When Standard & Poor's downgraded US government bonds in 2011, the financial markets took no notice and the two other agencies left it hanging out to dry.
S&P downgraded Greece's government bonds only months after its budget cover-up became public in 2009.
All three agencies downgraded Britain's bonds immediately after Brexit, but market yields (interest rates) on those securities actually fell.
So it's not at all clear that a downgrading of our credit rating would do anything much to increase the interest rate at which our government can borrow.
And while it's technically true a downgrading of Australia's "sovereign" credit rating would flow on to the ratings of our banks, it's not clear this would increase their borrowing costs abroad, nor that there would be any flow-on to home buyers and small businesses.

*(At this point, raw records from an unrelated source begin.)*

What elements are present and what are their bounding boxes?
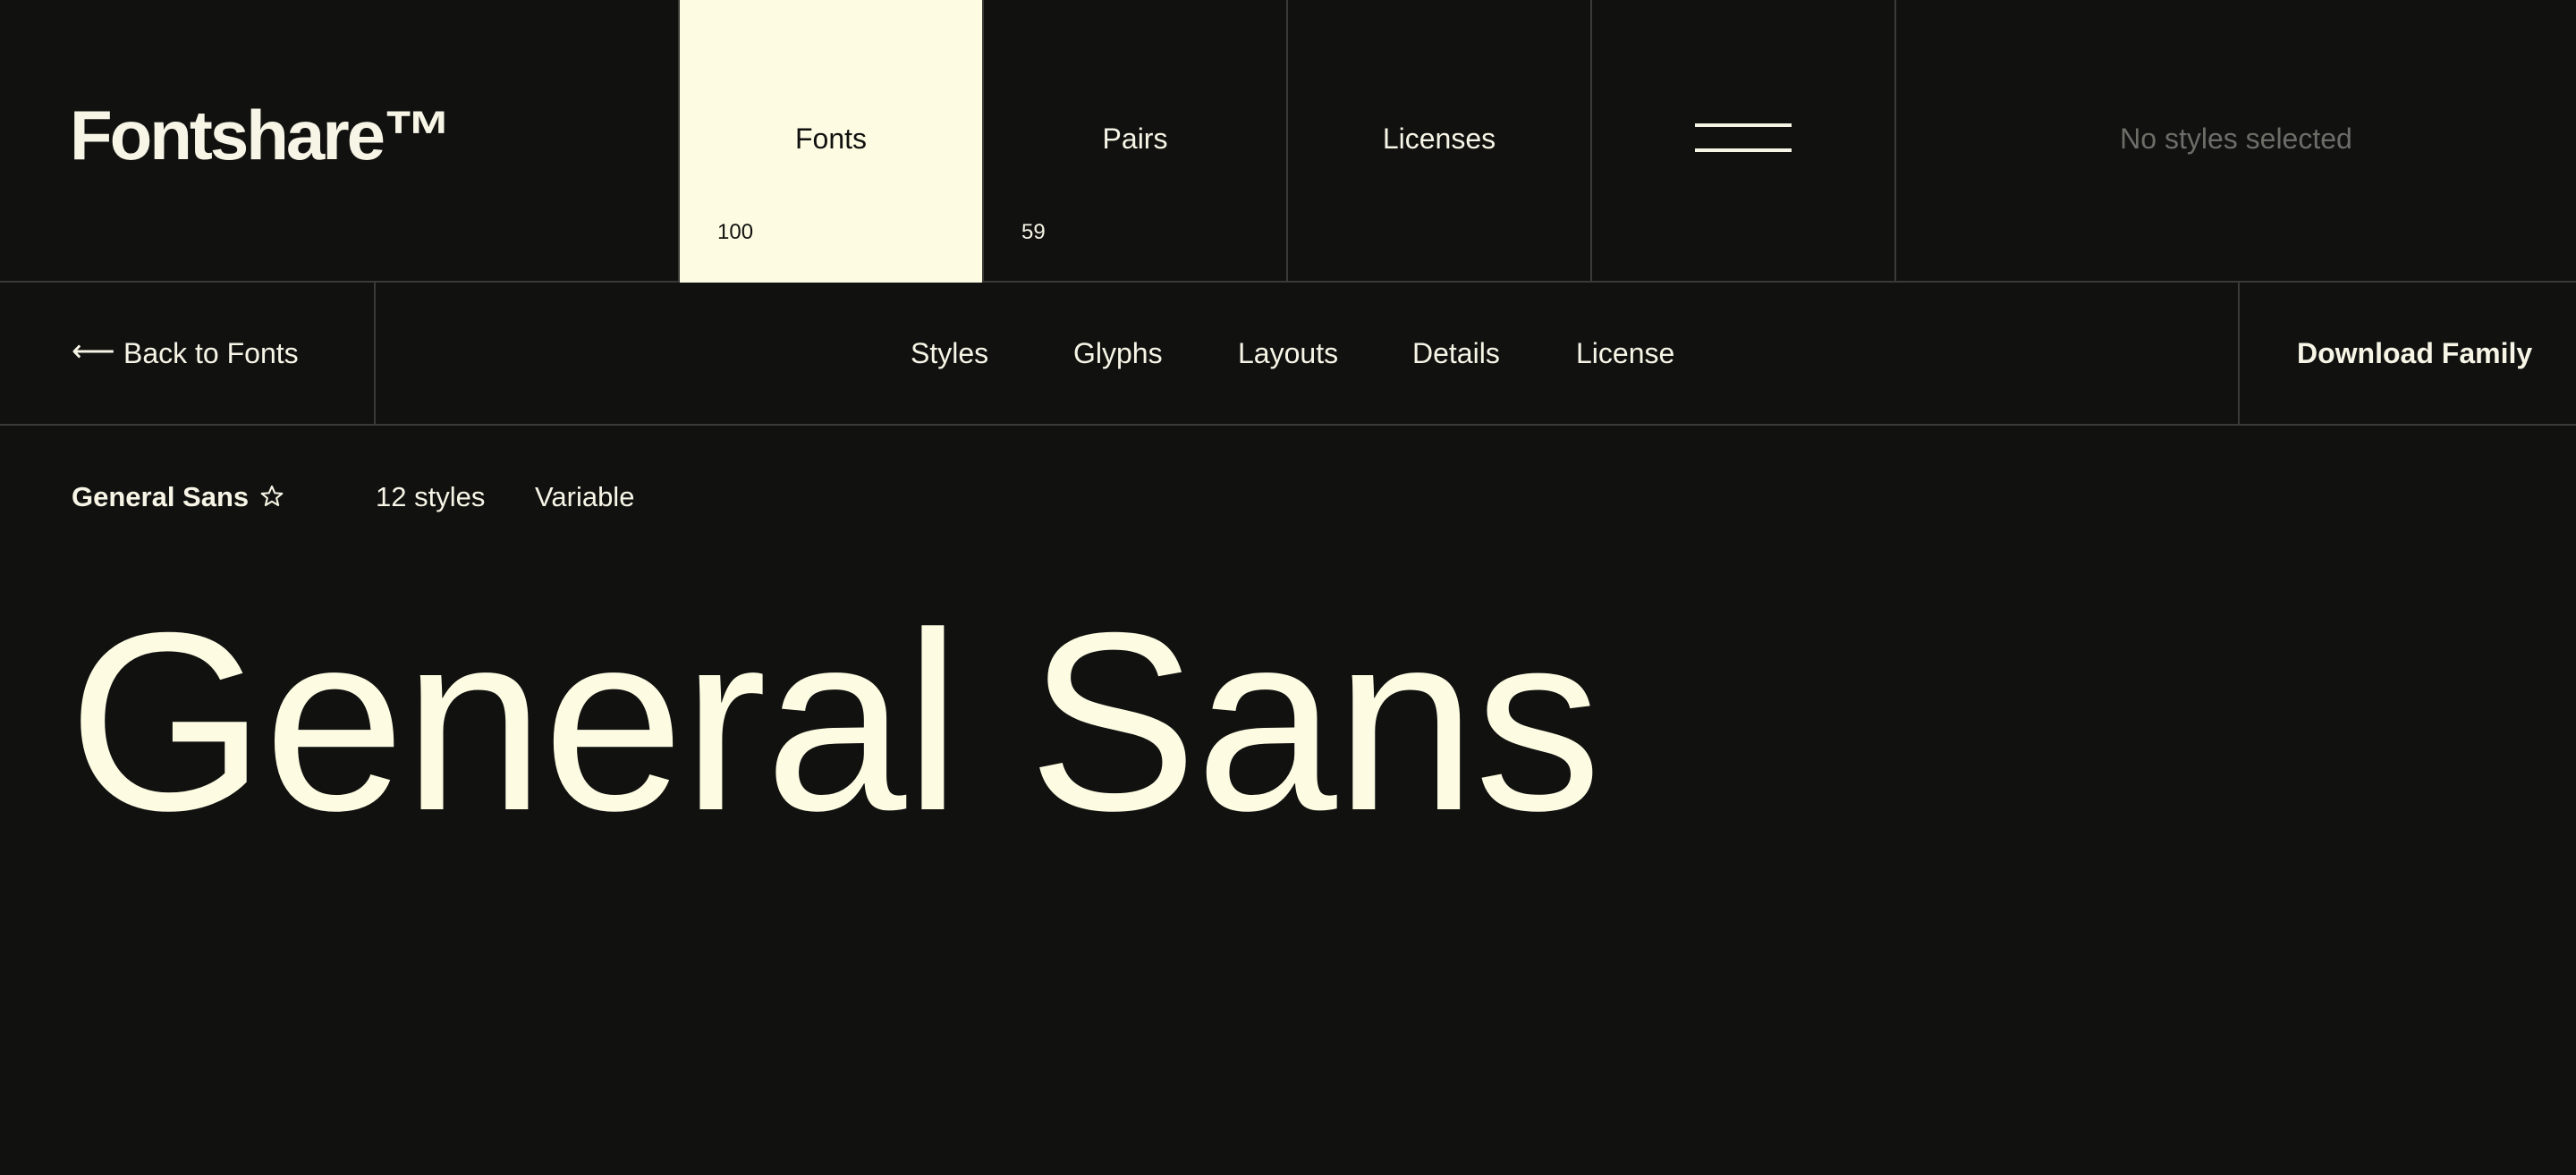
arrow-left-icon: ⟵	[72, 334, 115, 368]
tab-styles[interactable]: Styles	[911, 336, 988, 370]
selection-status-text: No styles selected	[2120, 123, 2352, 155]
download-family-label: Download Family	[2297, 337, 2533, 369]
star-icon[interactable]	[259, 484, 284, 509]
nav-tab-licenses-label: Licenses	[1382, 123, 1496, 155]
tab-details[interactable]: Details	[1412, 336, 1500, 370]
nav-tab-pairs-label: Pairs	[1102, 123, 1168, 155]
tab-license[interactable]: License	[1576, 336, 1674, 370]
download-family-button[interactable]: Download Family	[2238, 283, 2576, 424]
menu-button[interactable]	[1592, 0, 1896, 283]
back-to-fonts-link[interactable]: ⟵ Back to Fonts	[0, 283, 376, 424]
nav-tab-pairs-count: 59	[1021, 220, 1046, 244]
fontshare-logo[interactable]: Fontshare™	[70, 100, 453, 170]
nav-tab-fonts-label: Fonts	[794, 123, 868, 155]
tab-glyphs[interactable]: Glyphs	[1073, 336, 1163, 370]
top-navigation: Fontshare™ Fonts 100 Pairs 59 Licenses N…	[0, 0, 2576, 283]
tab-layouts[interactable]: Layouts	[1238, 336, 1338, 370]
back-to-fonts-label: Back to Fonts	[123, 337, 299, 369]
font-subnavigation: ⟵ Back to Fonts Styles Glyphs Layouts De…	[0, 283, 2576, 426]
font-name: General Sans	[72, 481, 250, 512]
nav-tab-pairs[interactable]: Pairs 59	[984, 0, 1288, 283]
variable-badge: Variable	[535, 481, 635, 512]
selected-styles-panel[interactable]: No styles selected	[1896, 0, 2576, 283]
nav-tab-fonts-count: 100	[717, 220, 754, 244]
styles-count: 12 styles	[376, 481, 486, 512]
nav-tab-fonts[interactable]: Fonts 100	[678, 0, 984, 283]
nav-tab-licenses[interactable]: Licenses	[1288, 0, 1592, 283]
font-preview-text: General Sans	[68, 580, 1602, 864]
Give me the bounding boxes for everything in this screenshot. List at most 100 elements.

While Labor's Chalmers was telling anyone who'd listen of the disaster about to befall everyone with a mortgage, the chief executive of ANZ Bank, Shayne Elliott, was telling his shareholders that a downgrade had already been priced into the funding costs for Australian banks.
Should the banks actually pass on that increase on to their customers, it would tell us less about the Turnbull government's budget failings than about the failure of successive governments – Labor included – to do enough to encourage greater competition between the big four banks, generous party donors that they are.
It suits neither the government nor the opposition to admit that the rating agencies' pressure on us to cut government spending is diametrically opposed to the advice we're getting from the two genuine international economic authorities, the International Monetary Fund and the Organisation for Economic Co-operation and Development.
Their advice is that, with our economy weaker than it should be, we still have plenty of "fiscal space" to strengthen the economy by borrowing to finance increased spending on worthwhile infrastructure.
All this is why I say that, these days, the economic significance of our credit rating is long gone.
It retains much political significance, however.
Governments – federal and state – still live in fear of a downgrade simply because they know their political opponents would parade this as a disaster for the government, the economy and public and private borrowers, as well as objective, authoritative proof that they are utterly hopeless economic managers.
Credit ratings are now little more than something the politicians use to slag each other off.
This is why I'm sorry we weren't downgraded this week. Only when the public experiences the ratings agencies' inability to have much effect on the interest rates we pay will they lose their power over our governments, and the pollies lose credit ratings as a political football.